De arranque, el diálogo entre Mefistófeles y Dios es forzado. La innecesaria sencillez de la conversación no la podemos tomar en serio ni por un momento. Entonces surge la primera interrogante: ¿La directora apelará al humor? No. Luego vendrán momentos dramáticos, otros románticos, una secuencia musical, mucha palabra y el desenlace.

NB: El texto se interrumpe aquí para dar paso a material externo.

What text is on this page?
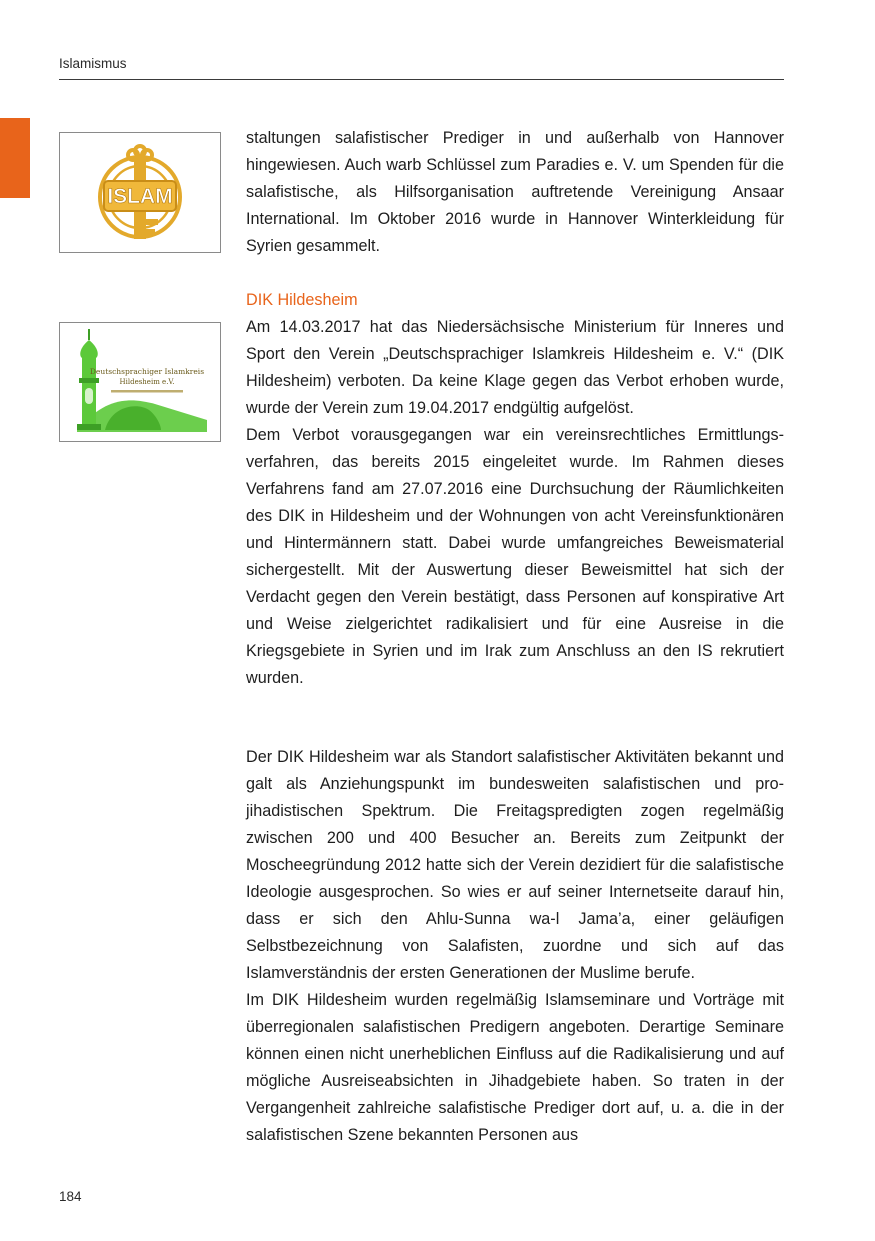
Islamismus
ISLAM
Deutschsprachiger Islamkreis
Hildesheim e.V.

staltungen salafistischer Prediger in und außerhalb von Hannover hingewiesen. Auch warb Schlüssel zum Paradies e. V. um Spenden für die salafistische, als Hilfsorganisation auftretende Vereinigung Ansaar International. Im Oktober 2016 wurde in Hannover Winterkleidung für Syrien gesammelt.

DIK Hildesheim

Am 14.03.2017 hat das Niedersächsische Ministerium für Inneres und Sport den Verein „Deutschsprachiger Islamkreis Hildesheim e. V.“ (DIK Hildesheim) verboten. Da keine Klage gegen das Verbot erhoben wurde, wurde der Verein zum 19.04.2017 endgültig aufgelöst.

Dem Verbot vorausgegangen war ein vereinsrechtliches Ermittlungsverfahren, das bereits 2015 eingeleitet wurde. Im Rahmen dieses Verfahrens fand am 27.07.2016 eine Durchsuchung der Räumlichkeiten des DIK in Hildesheim und der Wohnungen von acht Vereinsfunktionären und Hintermännern statt. Dabei wurde umfangreiches Beweismaterial sichergestellt. Mit der Auswertung dieser Beweismittel hat sich der Verdacht gegen den Verein bestätigt, dass Personen auf konspirative Art und Weise zielgerichtet radikalisiert und für eine Ausreise in die Kriegsgebiete in Syrien und im Irak zum Anschluss an den IS rekrutiert wurden.

Der DIK Hildesheim war als Standort salafistischer Aktivitäten bekannt und galt als Anziehungspunkt im bundesweiten salafistischen und pro-jihadistischen Spektrum. Die Freitagspredigten zogen regelmäßig zwischen 200 und 400 Besucher an. Bereits zum Zeitpunkt der Moscheegründung 2012 hatte sich der Verein dezidiert für die salafistische Ideologie ausgesprochen. So wies er auf seiner Internetseite darauf hin, dass er sich den Ahlu-Sunna wa-l Jama’a, einer geläufigen Selbstbezeichnung von Salafisten, zuordne und sich auf das Islamverständnis der ersten Generationen der Muslime berufe.

Im DIK Hildesheim wurden regelmäßig Islamseminare und Vorträge mit überregionalen salafistischen Predigern angeboten. Derartige Seminare können einen nicht unerheblichen Einfluss auf die Radikalisierung und auf mögliche Ausreiseabsichten in Jihadgebiete haben. So traten in der Vergangenheit zahlreiche salafistische Prediger dort auf, u. a. die in der salafistischen Szene bekannten Personen aus

184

Es cierto que todo eso se puede desprender del original, pero le corresponde al director crear armonía y Gubbins no lo consigue. Las actores no están mal, aunque difícilmente pueden sentirse libres del peso del montaje. Fausto y Mefistófeles, encarnados por Gerardo García Frkovich y Alfonso Santistevan, nunca conforman un tándem. Parecen provenir de obra diferentes. Solo funcionan en la secuencia del cortejo a Margarita en presencia de Martha, personajes mejor trabajados por las actrices Vania Accinelli y
Ana Cecilia Natteri.
Es interesante la inclusión del ballet en el famoso pasaje del viaje al infierno. Sin embargo, la selección musical, la coreografía y el tono de la escena no causan el impacto necesario. Es inoportuna y desordenada.
Pero tal vez lo que más me desconcierta e impide que el “Fausto” de Gubbins me conmueva es que no tiene una postura sobre la fe. Eso se pone de manifiesto en un ilegible final, incapaz de aclarar que en la salvación de Margarita está la condena del protagonista. En escena vemos a una mujer enloquecida que recita sus oraciones mientras su ex amante intenta "salvarla", cuando esa redención está en su fe.
Ella no tiene mancha y Goethe es muy claro en ese punto: hay seres que no pueden ser corrompidos. Margarita es uno de ellos y cumple con todos los requisitos para conseguir el perdón de sus crímenes. Es ahí donde Fausto pierde, no en haber sucumbido a los placeres ofrecidos por el diablo. Lamentablemente, solo vemos un chirriante desenlace en el que un apurado Mefistófeles se lo lleva hacia el infierno.
Si esa era la intención de la directora, se trata de un punto de vista cuestionable que no ayuda a comprender a Goethe. Una vez más, solo parecía una buena idea.